Tawaf Nisa

Prioritas: b, Kualitas: b
Dari wikishia
(Dialihkan dari Tawaf Nisa')

Tawaf Nisa (bahasa Arab:طواف النساء) adalah salah satu kewajiban dalam haji dan umrah mufradah dimana sebelum melakukannya seseorang diharamkan ber-istimta' dengan pasangan. Tawaf Nisa hanya ada di mazhab Ahlulbait, dalam fikih Ahlusunah tidak pernah ada pembahasan mengenai tawaf jenis ini.

Hal-hal yang Diwajibkan

Tawaf ini wajib dilakukan dalam semua jenis haji dan umrah selain umrah tamattu' bagi kaum laki-laki, wanita, anak-anak bahkan bagi mereka yang tidak ada niat untuk menikah sekalipun. Berhubungan badan dengan pasangan sebelum melakukan Tawaf Nisa ada kafarahnya yaitu membayar satu ekor unta [1]. Terkait yang diharamkan, apakah sebatas melakukan hubungan badan dengan pasangan saja atau semua jenis bentuk menikmati pasangan, dalam hal ini terdapat perbedaan pendapat [2].

Tawaf Nisa bukan bagian dari rukun haji atau umrah, jadi meninggalkannya tidak membatalkan haji atau umrah, tetapi wajib bagi seseorang untuk melakukannya, atau jika tidak mampu maka bisa mengambil wakil untuk melakukan tawaf tersebut.[3].

Cara Melakukan Tawaf Nisa

Tawaf Nisa seperti tawaf haji dan umrah dan hanya dalam niatnya harus dilakukan dengan niat tawaf nisa.[4] Setelah tujuh kali mengelilingi Ka'bah maka harus melakukan salat tawaf nisa dua rakaat di belakang maqam Ibrahim.[5]
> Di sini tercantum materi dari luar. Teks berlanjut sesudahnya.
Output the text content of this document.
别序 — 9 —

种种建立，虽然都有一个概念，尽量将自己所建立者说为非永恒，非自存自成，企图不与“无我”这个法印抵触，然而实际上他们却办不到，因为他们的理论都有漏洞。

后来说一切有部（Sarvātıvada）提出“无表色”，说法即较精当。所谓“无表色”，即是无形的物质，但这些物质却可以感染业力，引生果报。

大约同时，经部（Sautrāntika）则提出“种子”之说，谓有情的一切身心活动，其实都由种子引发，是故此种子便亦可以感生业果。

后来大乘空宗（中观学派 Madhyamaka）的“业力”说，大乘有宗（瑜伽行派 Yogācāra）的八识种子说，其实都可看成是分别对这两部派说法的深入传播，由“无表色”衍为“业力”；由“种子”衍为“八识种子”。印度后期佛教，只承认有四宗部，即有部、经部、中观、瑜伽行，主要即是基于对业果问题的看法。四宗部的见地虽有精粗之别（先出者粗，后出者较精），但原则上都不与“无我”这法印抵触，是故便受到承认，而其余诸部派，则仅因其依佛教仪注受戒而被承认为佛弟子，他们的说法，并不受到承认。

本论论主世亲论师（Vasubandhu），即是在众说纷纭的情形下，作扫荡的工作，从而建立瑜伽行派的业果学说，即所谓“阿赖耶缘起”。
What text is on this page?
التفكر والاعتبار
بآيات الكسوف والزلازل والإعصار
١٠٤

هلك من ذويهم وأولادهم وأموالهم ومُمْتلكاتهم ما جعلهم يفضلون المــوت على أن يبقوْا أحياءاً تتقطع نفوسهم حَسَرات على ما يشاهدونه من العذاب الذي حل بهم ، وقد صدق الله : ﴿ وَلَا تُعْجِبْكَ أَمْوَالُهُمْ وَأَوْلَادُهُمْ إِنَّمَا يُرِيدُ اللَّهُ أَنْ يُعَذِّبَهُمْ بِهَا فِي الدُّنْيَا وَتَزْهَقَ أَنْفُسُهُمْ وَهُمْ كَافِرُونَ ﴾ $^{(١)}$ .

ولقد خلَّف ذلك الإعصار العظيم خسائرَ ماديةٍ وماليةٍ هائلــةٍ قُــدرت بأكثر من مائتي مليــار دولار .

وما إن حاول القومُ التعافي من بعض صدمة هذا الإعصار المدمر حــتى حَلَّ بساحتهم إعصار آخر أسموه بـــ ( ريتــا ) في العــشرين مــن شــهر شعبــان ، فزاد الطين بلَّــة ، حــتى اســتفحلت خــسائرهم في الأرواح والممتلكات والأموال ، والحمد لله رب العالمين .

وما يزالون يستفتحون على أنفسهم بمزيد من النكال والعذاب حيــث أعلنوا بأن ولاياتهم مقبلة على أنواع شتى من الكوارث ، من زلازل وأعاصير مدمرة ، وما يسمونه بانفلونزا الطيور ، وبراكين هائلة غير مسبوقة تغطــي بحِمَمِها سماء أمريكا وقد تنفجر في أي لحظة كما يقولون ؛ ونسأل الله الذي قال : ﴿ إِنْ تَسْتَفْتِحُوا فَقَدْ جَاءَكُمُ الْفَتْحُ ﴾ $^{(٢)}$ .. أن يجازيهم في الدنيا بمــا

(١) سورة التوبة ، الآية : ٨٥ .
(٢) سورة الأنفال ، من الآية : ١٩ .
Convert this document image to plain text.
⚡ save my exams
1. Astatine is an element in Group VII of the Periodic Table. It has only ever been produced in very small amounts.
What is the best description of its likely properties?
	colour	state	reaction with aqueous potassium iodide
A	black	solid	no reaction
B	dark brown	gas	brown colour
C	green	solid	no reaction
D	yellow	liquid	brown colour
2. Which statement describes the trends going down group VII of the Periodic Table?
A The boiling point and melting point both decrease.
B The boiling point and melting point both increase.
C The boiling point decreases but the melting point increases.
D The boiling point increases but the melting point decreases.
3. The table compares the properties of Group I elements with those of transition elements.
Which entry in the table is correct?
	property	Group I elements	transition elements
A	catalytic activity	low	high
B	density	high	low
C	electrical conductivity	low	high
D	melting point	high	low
Tawaf nisa dan shalatnya adalah ibadah terakhir dalam umrah mufradah dan amalan terakhir dari lima amalan di Mekah ketika melakukan ibadah haji.[6] Ketika tawaf dilakukan selepas sa'i atau taqshir (pemotongan rambut) maka ia bisa juga dilakukan dengan pakaian biasa (bukan pakaian ihram).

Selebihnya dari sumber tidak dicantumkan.